Beninteso non è qui in analisi e tantomeno oggetto di critica quell’insieme di valori, azioni e coazioni che definiscono uno stile di vita. Ci limitiamo a porre l’occhio su quelle nuove, diverse (pur insufficienti), inattese e sottaciute libertà della quarantena.
Il distanziamento sociale, ed è ciò che soffriamo più, limita le nostre scelte. Ma queste non erano forse limitate anche prima che il coronavirus affliggesse il mondo? Certo che lo erano. Scelte contingentate dalle disponibilità economiche e di tempo. Fattori che ora pesano meno. L’economia è appiattita, il tempo è disponibile.

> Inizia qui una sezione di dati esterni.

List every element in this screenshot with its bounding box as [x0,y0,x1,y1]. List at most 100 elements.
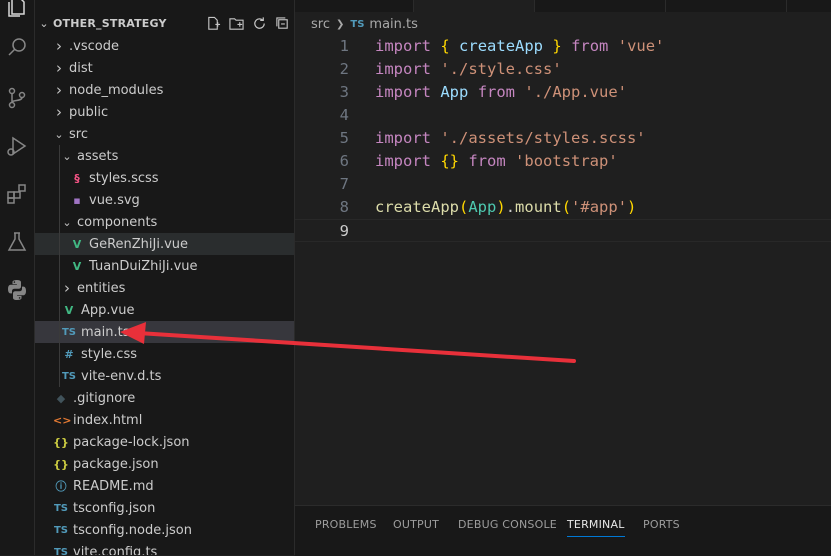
breadcrumb: src ❯ TS main.ts [295,13,831,35]
code-token: App [440,83,469,101]
editor-tab[interactable] [666,0,787,12]
explorer-sidebar: ⌄ OTHER_STRATEGY › .vscode › dist › node_modu… [35,0,295,555]
file-item[interactable]: {} package.json [35,453,294,475]
file-item[interactable]: V GeRenZhiJi.vue [35,233,294,255]
file-item[interactable]: {} package-lock.json [35,431,294,453]
source-control-icon[interactable] [0,83,34,113]
typescript-file-icon: TS [350,18,365,30]
ts-file-icon: TS [53,546,69,556]
folder-item[interactable]: › dist [35,57,294,79]
tree-item-label: node_modules [69,82,164,98]
code-line[interactable]: 8 createApp(App).mount('#app') [295,196,831,219]
code-line[interactable]: 6 import {} from 'bootstrap' [295,150,831,173]
code-text: import App from './App.vue' [375,81,627,104]
new-folder-icon[interactable] [228,14,244,32]
bottom-panel: PROBLEMS OUTPUT DEBUG CONSOLE TERMINAL P… [295,505,831,556]
file-item[interactable]: V App.vue [35,299,294,321]
file-item[interactable]: § styles.scss [35,167,294,189]
activity-bar [0,0,35,555]
folder-item[interactable]: › public [35,101,294,123]
tree-item-label: components [77,214,158,230]
file-item[interactable]: TS vite-env.d.ts [35,365,294,387]
code-token: from [468,152,506,170]
code-line[interactable]: 4 [295,104,831,127]
folder-item[interactable]: › entities [35,277,294,299]
tab-output[interactable]: OUTPUT [393,518,439,531]
new-file-icon[interactable] [205,14,221,32]
tab-terminal[interactable]: TERMINAL [567,518,625,537]
tree-item-label: styles.scss [89,170,159,186]
python-icon[interactable] [0,275,34,305]
line-number: 5 [339,129,349,147]
tree-item-label: entities [77,280,126,296]
code-token: ( [459,198,469,216]
code-token: './App.vue' [524,83,628,101]
tree-item-label: vite-env.d.ts [81,368,162,384]
code-text: import './style.css' [375,58,562,81]
code-line[interactable]: 2 import './style.css' [295,58,831,81]
explorer-icon[interactable] [0,0,34,22]
editor-tab[interactable] [535,0,666,12]
tab-ports[interactable]: PORTS [643,518,680,531]
file-item[interactable]: <> index.html [35,409,294,431]
code-line[interactable]: 5 import './assets/styles.scss' [295,127,831,150]
file-item[interactable]: TS vite.config.ts [35,541,294,556]
chevron-right-icon: › [56,103,62,121]
tree-item-label: tsconfig.node.json [73,522,192,538]
folder-item[interactable]: › node_modules [35,79,294,101]
breadcrumb-folder[interactable]: src [311,17,330,32]
breadcrumb-file[interactable]: main.ts [369,17,417,32]
collapse-all-icon[interactable] [274,14,290,32]
code-line[interactable]: 3 import App from './App.vue' [295,81,831,104]
editor-tab-active[interactable] [414,0,535,12]
code-editor[interactable]: 1 import { createApp } from 'vue' 2 import … [295,35,831,242]
file-item[interactable]: ⓘ README.md [35,475,294,497]
search-icon[interactable] [0,33,34,63]
workspace-title: OTHER_STRATEGY [53,16,167,30]
vue-file-icon: V [72,237,82,251]
code-token: './style.css' [440,60,562,78]
chevron-right-icon: › [56,37,62,55]
ts-file-icon: TS [53,524,69,536]
code-line[interactable]: 1 import { createApp } from 'vue' [295,35,831,58]
tree-item-label: package.json [73,456,159,472]
tree-item-label: GeRenZhiJi.vue [89,236,189,252]
chevron-down-icon[interactable]: ⌄ [35,17,53,30]
tree-item-label: main.ts [81,324,130,340]
line-number: 9 [339,222,349,240]
file-item[interactable]: V TuanDuiZhiJi.vue [35,255,294,277]
testing-icon[interactable] [0,227,34,257]
file-item[interactable]: ▪ vue.svg [35,189,294,211]
file-item[interactable]: ◆ .gitignore [35,387,294,409]
folder-item[interactable]: › .vscode [35,35,294,57]
explorer-header[interactable]: ⌄ OTHER_STRATEGY [35,12,294,34]
run-debug-icon[interactable] [0,131,34,161]
folder-item[interactable]: ⌄ src [35,123,294,145]
extensions-icon[interactable] [0,179,34,209]
folder-item[interactable]: ⌄ assets [35,145,294,167]
tab-problems[interactable]: PROBLEMS [315,518,377,531]
tree-item-label: README.md [73,478,154,494]
tree-item-label: .vscode [69,38,119,54]
line-number: 7 [339,175,349,193]
refresh-icon[interactable] [251,14,267,32]
editor-tab[interactable] [295,0,414,12]
tree-item-label: App.vue [81,302,135,318]
file-item[interactable]: TS tsconfig.node.json [35,519,294,541]
tab-debug-console[interactable]: DEBUG CONSOLE [458,518,557,531]
file-item[interactable]: # style.css [35,343,294,365]
file-item[interactable]: TS main.ts [35,321,294,343]
folder-item[interactable]: ⌄ components [35,211,294,233]
chevron-right-icon: ❯ [335,18,345,30]
vue-file-icon: V [64,303,74,317]
code-line[interactable]: 9 [295,219,831,242]
file-item[interactable]: TS tsconfig.json [35,497,294,519]
code-line[interactable]: 7 [295,173,831,196]
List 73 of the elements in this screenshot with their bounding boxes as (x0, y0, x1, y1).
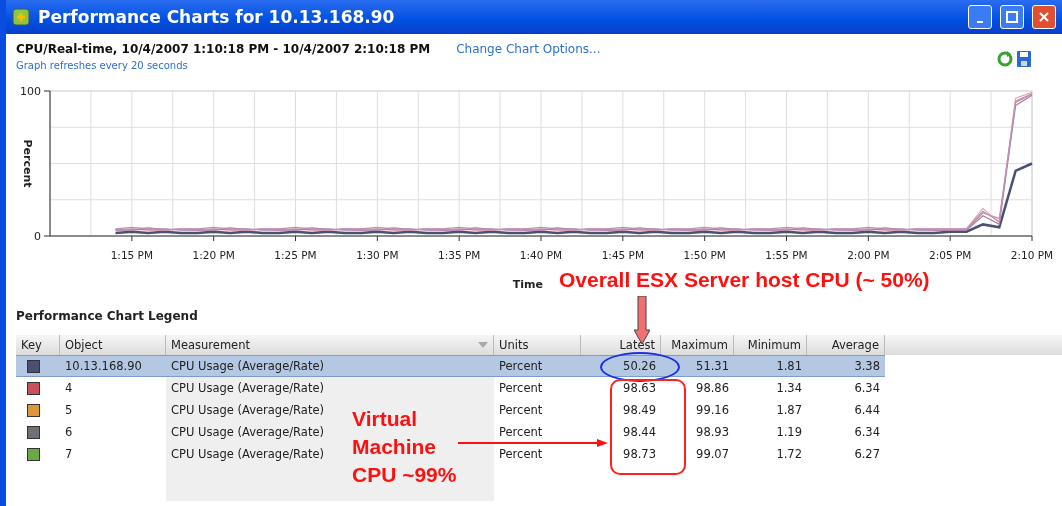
table-cell: 3.38 (807, 355, 885, 377)
table-cell: 10.13.168.90 (60, 355, 166, 377)
table-cell-text: 1.34 (775, 380, 803, 397)
refresh-icon[interactable] (997, 50, 1013, 68)
table-cell-text: 6.44 (853, 402, 881, 419)
maximize-icon (1006, 11, 1018, 23)
table-cell: CPU Usage (Average/Rate) (166, 377, 494, 399)
column-header[interactable]: Maximum (661, 335, 734, 355)
column-header[interactable]: Key (16, 335, 60, 355)
column-header[interactable]: Latest (581, 335, 661, 355)
y-tick-label: 100 (20, 85, 41, 98)
table-cell-text: 98.44 (622, 424, 657, 441)
table-cell: CPU Usage (Average/Rate) (166, 355, 494, 377)
table-cell-text: 98.93 (695, 424, 730, 441)
chart-title: CPU/Real-time, 10/4/2007 1:10:18 PM - 10/4/2007 2:10:18 PM (16, 42, 431, 56)
table-cell: 51.31 (661, 355, 734, 377)
column-header[interactable]: Units (494, 335, 581, 355)
x-tick-label: 1:20 PM (192, 249, 235, 261)
close-button[interactable] (1032, 5, 1056, 29)
table-cell-text: 1.72 (775, 446, 803, 463)
table-cell-text: 7 (64, 446, 74, 463)
table-cell-text: 1.19 (775, 424, 803, 441)
table-cell: Percent (494, 355, 581, 377)
table-cell-text: 6 (64, 424, 74, 441)
x-tick-label: 1:45 PM (601, 249, 644, 261)
x-tick-label: 1:50 PM (683, 249, 726, 261)
x-tick-label: 2:10 PM (1010, 249, 1054, 261)
table-cell-text: 98.86 (695, 380, 730, 397)
column-header[interactable]: Object (60, 335, 166, 355)
table-cell: 50.26 (581, 355, 661, 377)
sort-icon (478, 342, 488, 348)
minimize-icon (977, 21, 983, 23)
x-tick-label: 1:15 PM (110, 249, 153, 261)
table-cell-text: 99.16 (695, 402, 730, 419)
legend-title: Performance Chart Legend (16, 309, 199, 323)
table-cell-text: 98.49 (622, 402, 657, 419)
table-cell-text: 98.73 (622, 446, 657, 463)
table-cell-text: 6.34 (853, 380, 881, 397)
table-cell-text: 98.63 (622, 380, 657, 397)
column-header[interactable]: Average (807, 335, 885, 355)
column-header[interactable]: Minimum (734, 335, 807, 355)
y-axis-label: Percent (21, 139, 34, 188)
x-tick-label: 1:25 PM (274, 249, 317, 261)
table-cell-text: Percent (498, 446, 544, 463)
save-icon[interactable] (1016, 50, 1032, 68)
table-cell-text: 6.27 (853, 446, 881, 463)
x-tick-label: 2:05 PM (929, 249, 972, 261)
key-cell[interactable] (16, 355, 60, 377)
x-tick-label: 1:55 PM (765, 249, 808, 261)
table-cell-text: 99.07 (695, 446, 730, 463)
app-logo-icon (12, 8, 30, 26)
callout-text: Overall ESX Server host CPU (~ 50%) (559, 268, 930, 292)
change-options-link[interactable]: Change Chart Options... (456, 42, 601, 56)
maximize-button[interactable] (1000, 5, 1024, 29)
close-icon (1038, 11, 1050, 23)
window-title: Performance Charts for 10.13.168.90 (38, 7, 396, 27)
column-header[interactable]: Measurement (166, 335, 494, 355)
table-cell-text: Percent (498, 402, 544, 419)
x-tick-label: 1:40 PM (519, 249, 563, 261)
x-tick-label: 1:35 PM (438, 249, 481, 261)
minimize-button[interactable] (968, 5, 992, 29)
refresh-note: Graph refreshes every 20 seconds (16, 60, 189, 71)
table-cell-text: 1.87 (775, 402, 803, 419)
x-tick-label: 1:30 PM (356, 249, 399, 261)
table-cell-text: 5 (64, 402, 74, 419)
table-cell-text: Percent (498, 424, 544, 441)
x-axis-label: Time (512, 278, 543, 291)
table-cell-text: 6.34 (853, 424, 881, 441)
table-cell: 1.81 (734, 355, 807, 377)
table-cell-text: 4 (64, 380, 74, 397)
x-tick-label: 2:00 PM (847, 249, 890, 261)
table-cell-text: Percent (498, 380, 544, 397)
y-tick-label: 0 (34, 230, 41, 243)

In quarantena, insomma, siamo anche più liberi: liberi di leggere quando vogliamo, liberi di giocare, liberi di fare i compiti con calma, liberi di dormire, liberi di non fare un cazzo. Non possiamo uscire di casa se non nei casi previsti, non possiamo uscire dalla città. È indubbio e ne soffriamo, chi più, chi meno, chi per nulla. La limitazione della libertà imposta dalla quarantena non è assoluta, però, come tende a dirsi o a sottovalutarsi.
Se è compresso il nostro spazio, è dilatato il nostro tempo.
La vita senza quarantena è libera nello spazio, ingabbiata nei tempi. Basti pensare alle ferie che non si possono liberamente determinare, dovendo essere addirittura programmate e concordate. Ferie che finiscono per essere tempi obbligati.
Certo ci sono i problemi economici, i negozi, la libertà soppressa di vendere, somministrare, produrre, lavorare. Torneranno. E con loro la quarantena del tempo umano, la gabbia dei tempi.